Durante a viagem de volta, a carruagem balançava suavemente na estrada escura. Lucius estava sentado, com um grimório particularmente estranho sobre o colo. Era um tomo antigo, encadernado em couro negro manchado, com inscrições que se contorciam levemente sob o olhar, como se estivessem vivas. Na capa, um título parcialmente apagado em uma língua pré-arcana, que ele mal conseguia decifrar, mas que, de alguma forma, ressoava com algo profundo dentro dele. Era o livro que ele havia notado na casa da floresta, o que falava de almas de outros universos.

Ao folhear as páginas amareladas, Lucius leu trechos que o deixaram tenso. As palavras eram perturbadoras, falando de conceitos que desafiavam toda a lógica arcana que ele conhecia:

— Da Trama dos Véus…

— Transposição de Essências…

— Dos que Retornam de Além dos Limites do Fio Vital…

Mesmo sem entender completamente, o conteúdo falava de conceitos absurdos: múltiplas realidades, vidas deslocadas, a transição de uma essência para corpos de outros mundos. Era uma teoria que, se verdadeira, mudaria tudo o que eles sabiam sobre a existência, sobre a vida e a morte, sobre a própria alma. Ele sentiu um arrepio percorrer sua espinha. O livro tinha uma página trancada por um selo arcano, com um aviso gravado em uma caligrafia antiga:

— Aqueles que leem… tornam-se portadores do fardo eterno.

Ele franziu o cenho, fechou o livro com força e o apertou contra o peito. A mente de Lucius, sempre pragmática, era agora assombrada por essa nova e perturbadora possibilidade, especialmente à luz das memórias de Elian. Ele sentia que este livro poderia conter respostas, mas também perigos inimagináveis. Se Elian era, de fato, uma alma de outro universo, então a Ordo Umbrae poderia estar buscando algo muito mais grandioso e aterrorizante do que a simples corrupção de mana.

Mesmo que Elian nunca tenha dito abertamente ser de outro mundo, Lucius sempre ficou atento quando ele perguntava sobre reencarnação. Principalmente uma vez, quando voltando da mansão de Margareth, ele perguntou diretamente se Lucius acreditava em algo do gênero. Sem contar a inteligência que ele sempre demonstrou ter. Isso não é algo natural para uma criança de apenas dois anos de idade. Era isso que Lucius sempre observava em seu filho.

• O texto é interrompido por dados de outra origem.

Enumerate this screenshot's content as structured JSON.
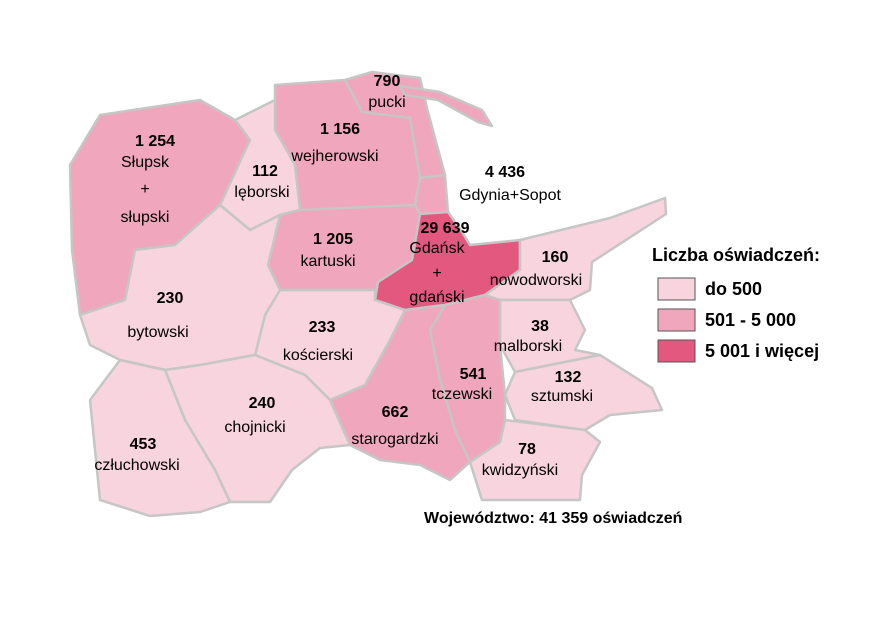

Ele então observou pela janela, o olhar distante, os pensamentos rodando em sua mente. A escuridão da noite parecia mais densa, mais ameaçadora. O que mais… essa Ordo busca desenterrar? A pergunta pairava no ar, sem resposta, enquanto a carruagem seguia seu caminho de volta para a mansão Freimann, levando consigo não apenas as provas de uma conspiração sombria, mas também a semente de uma verdade que poderia abalar os alicerces de seu mundo.